Induction motors can be controlled in many ways. The simplest methods are based on changing the structure of stator winding. Using the so-called wye-delta switch, the starting current can easily be reduced. Another type of switch allows emulation of a gear change by the already-mentioned pole changing, that is, changing the number of magnetic poles of the
stator. However, in modern ASDs, it is the stator voltage and current that are subject to control. These, in the steady state, are defined by their magnitude and frequency; and if these are the parameters that are adjusted, the control technique belongs in the class of scalar control methods. A rapid change in the magnitude or frequency may produce undesirable transient effects, for example a disturbance of the normally constant motor torque. This, fortunately, is not important in low-performance ASDs, such as those of pumps, fans, or blowers. There, typically, the motor speed is open-loop controlled, with no speed sensor required (although current sensors are usually employed in overcurrent protection circuits).

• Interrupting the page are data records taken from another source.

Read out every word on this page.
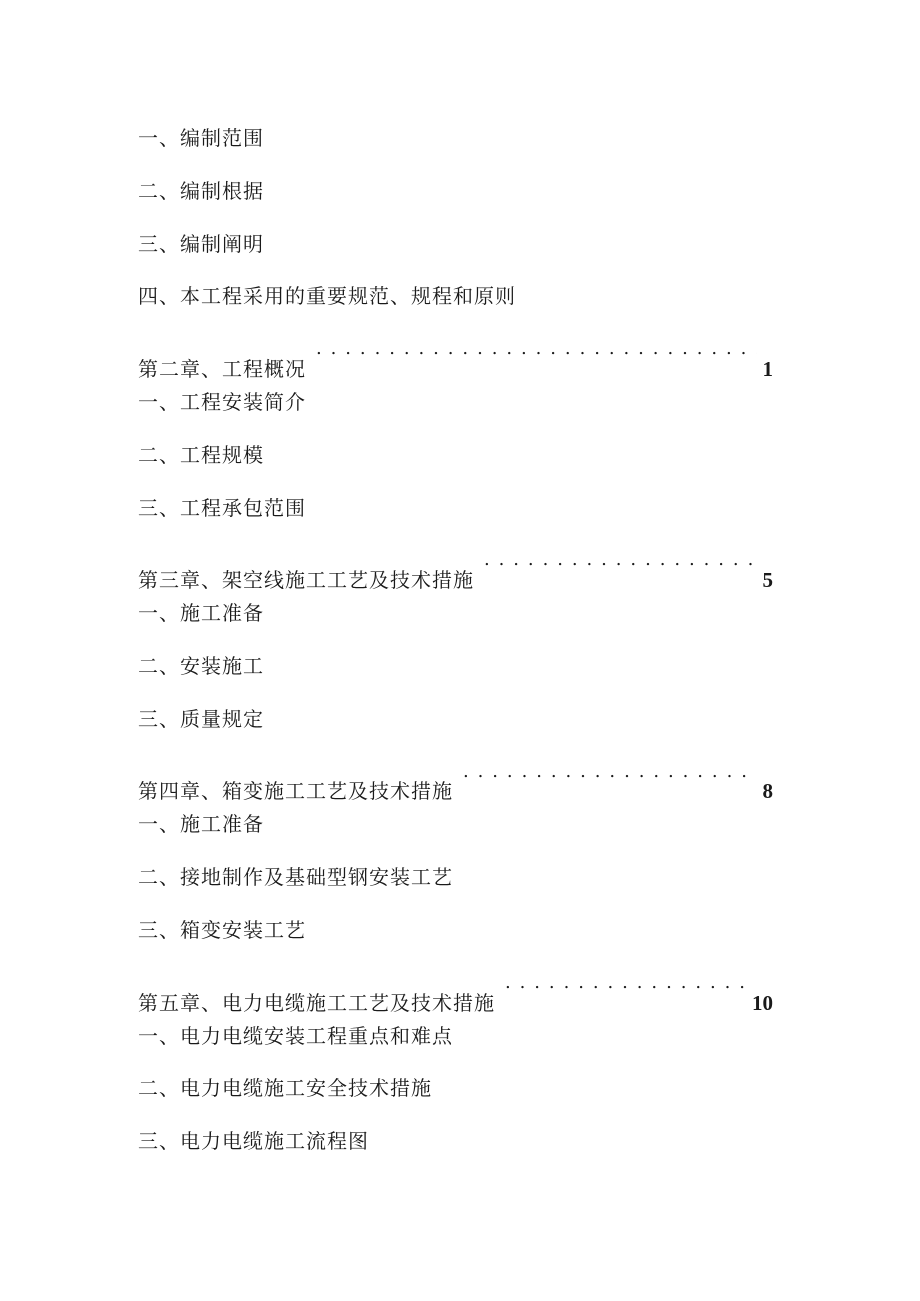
一、编制范围
二、编制根据
三、编制阐明
四、本工程采用的重要规范、规程和原则
第二章、工程概况 . . .	1
一、工程安装简介
二、工程规模
三、工程承包范围
第三章、架空线施工工艺及技术措施 . . .	5
一、施工准备
二、安装施工
三、质量规定
第四章、箱变施工工艺及技术措施 . . .	8
一、施工准备
二、接地制作及基础型钢安装工艺
三、箱变安装工艺
第五章、电力电缆施工工艺及技术措施 . . .	10
一、电力电缆安装工程重点和难点
二、电力电缆施工安全技术措施
三、电力电缆施工流程图
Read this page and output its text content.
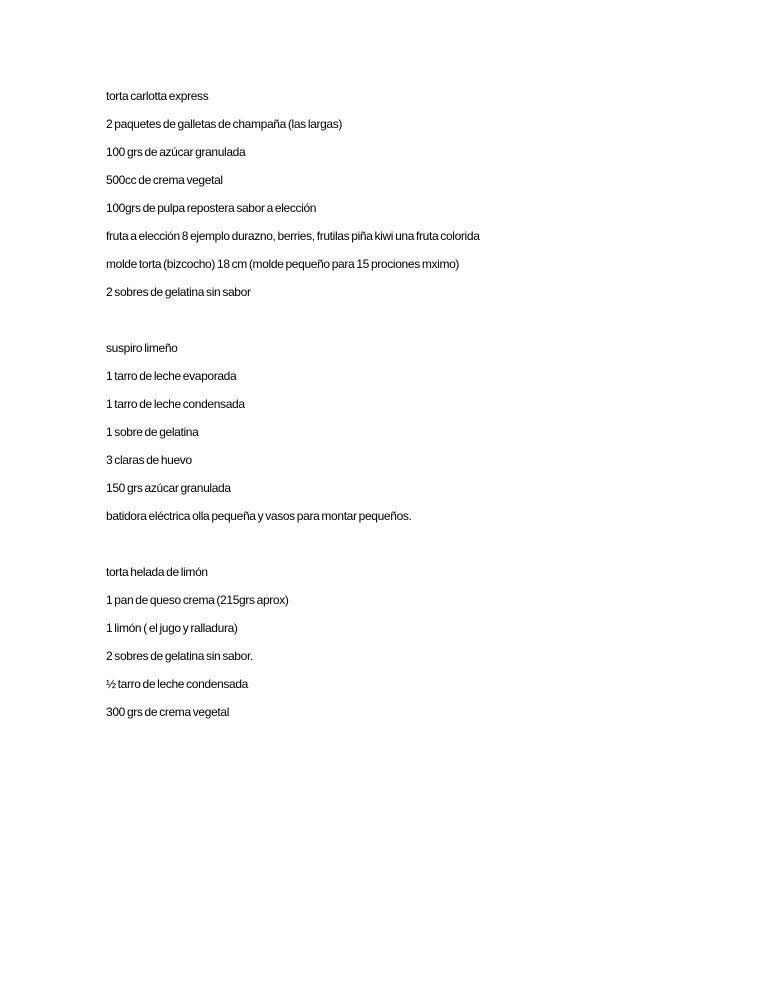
torta carlotta express
2 paquetes de galletas de champaña (las largas)
100 grs de azúcar granulada
500cc de crema vegetal
100grs de pulpa repostera sabor a elección
fruta a elección 8 ejemplo durazno, berries, frutilas piña kiwi una fruta colorida
molde torta (bizcocho) 18 cm (molde pequeño para 15 prociones mximo)
2 sobres de gelatina sin sabor
suspiro limeño
1 tarro de leche evaporada
1 tarro de leche condensada
1 sobre de gelatina
3 claras de huevo
150 grs azúcar granulada
batidora eléctrica olla pequeña y vasos para montar pequeños.
torta helada de limón
1 pan de queso crema (215grs aprox)
1 limón ( el jugo y ralladura)
2 sobres de gelatina sin sabor.
½ tarro de leche condensada
300 grs de crema vegetal
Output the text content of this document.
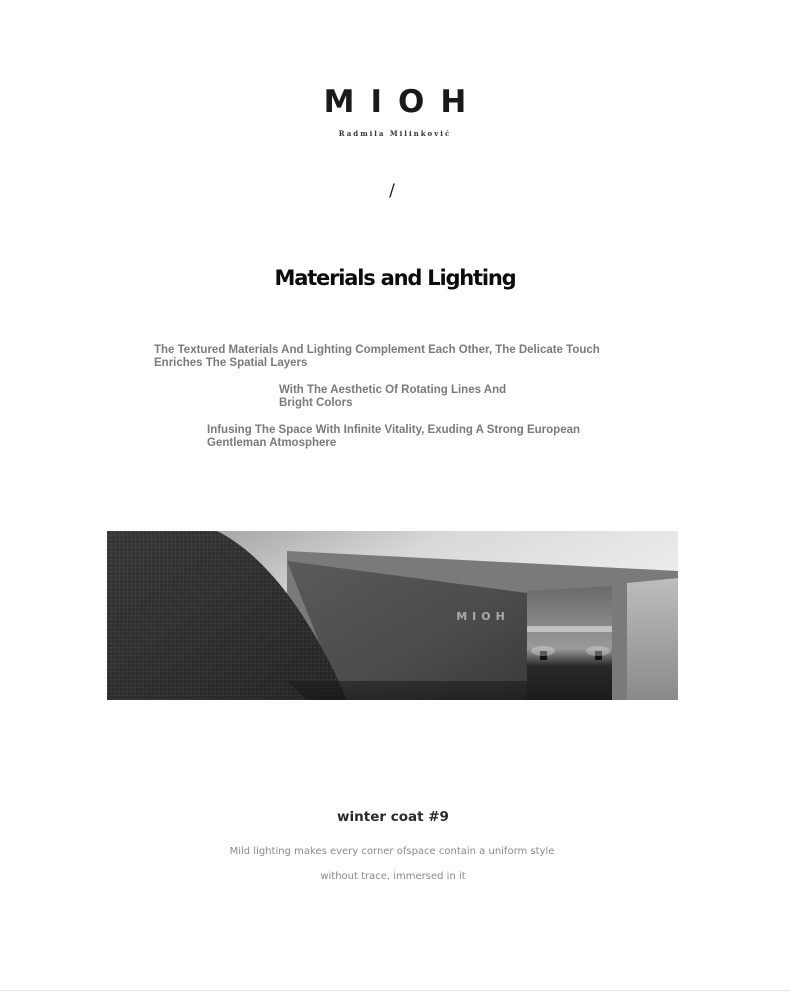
MIOH
Radmila Milinković
/
Materials and Lighting
The Textured Materials And Lighting Complement Each Other, The Delicate Touch Enriches The Spatial Layers
With The Aesthetic Of Rotating Lines And Bright Colors
Infusing The Space With Infinite Vitality, Exuding A Strong European Gentleman Atmosphere
MIOH
winter coat #9
Mild lighting makes every corner ofspace contain a uniform style
without trace, immersed in it
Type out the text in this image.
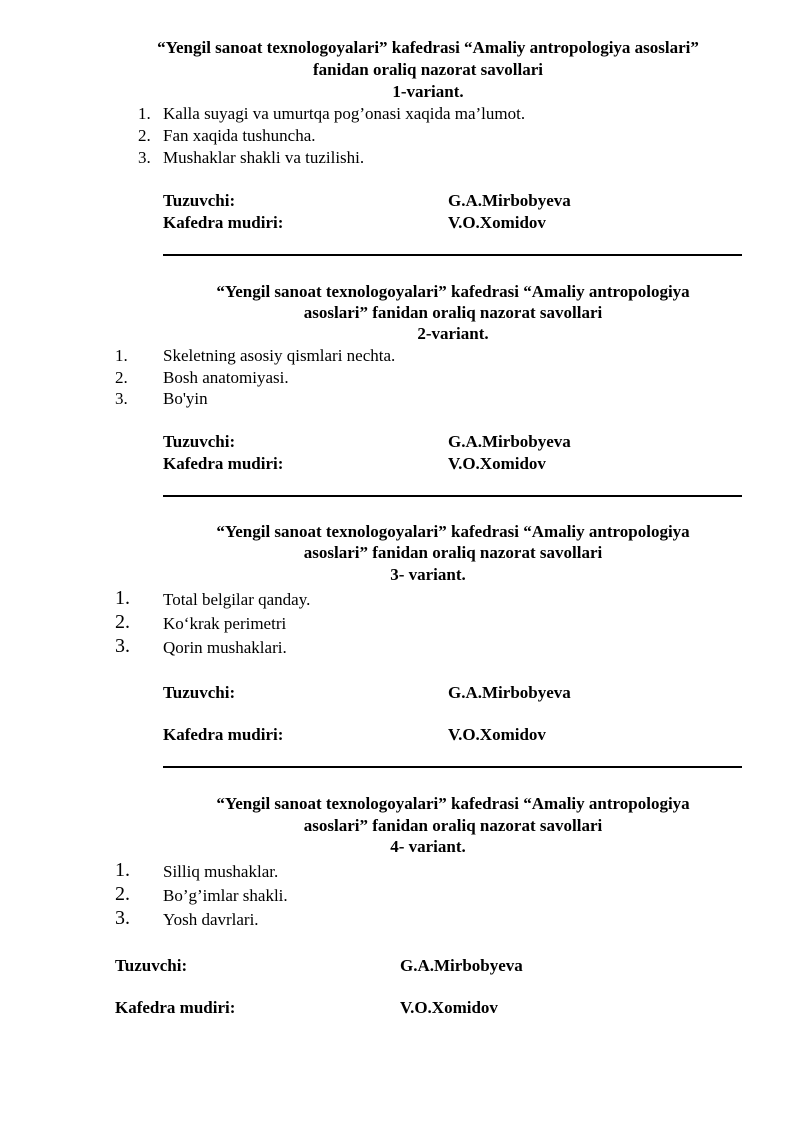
“Yengil sanoat texnologoyalari” kafedrasi “Amaliy antropologiya asoslari”
fanidan oraliq nazorat savollari
1-variant.
1. Kalla suyagi va umurtqa pog’onasi xaqida ma’lumot.
2. Fan xaqida tushuncha.
3. Mushaklar shakli va tuzilishi.
Tuzuvchi:	G.A.Mirbobyeva
Kafedra mudiri:	V.O.Xomidov
“Yengil sanoat texnologoyalari” kafedrasi “Amaliy antropologiya
asoslari” fanidan oraliq nazorat savollari
2-variant.
1. Skeletning asosiy qismlari nechta.
2. Bosh anatomiyasi.
3. Bo'yin
Tuzuvchi:	G.A.Mirbobyeva
Kafedra mudiri:	V.O.Xomidov
“Yengil sanoat texnologoyalari” kafedrasi “Amaliy antropologiya
asoslari” fanidan oraliq nazorat savollari
3- variant.
1. Total belgilar qanday.
2. Ko‘krak perimetri
3. Qorin mushaklari.
Tuzuvchi:	G.A.Mirbobyeva
Kafedra mudiri:	V.O.Xomidov
“Yengil sanoat texnologoyalari” kafedrasi “Amaliy antropologiya
asoslari” fanidan oraliq nazorat savollari
4- variant.
1. Silliq mushaklar.
2. Bo’g’imlar shakli.
3. Yosh davrlari.
Tuzuvchi:	G.A.Mirbobyeva
Kafedra mudiri:	V.O.Xomidov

In high-performance drive systems,

in which control variables include the torque developed in the motor, vector control methods are necessary. The concept of space vectors of motor quantities will be explained later. Here, it is enough to say that a vector represents instantaneous values of the corresponding three-phase variables. For instance, the vector of stator current is obtained from the currents in all three phases of the stator and, conversely, all three phase currents can be determined from the current vector. In vector control schemes, space vectors of three-phase motor variables are manipulated according to the control algorithm. Such an approach is primarily designed for maintaining continuity of the torque control during transient states of the drive system.

Needless to say,

vector control systems are more complex than those realizing the scalar control. Voltage and current sensors are always used; and, for the highest level of performance of the ASD, speed and position sensors may be necessary as well. Today, practically all control systems for electric motors are based on digital integrated circuits of some kind, such as microcomputers, microcontrollers, or digital signal processors (DSPs).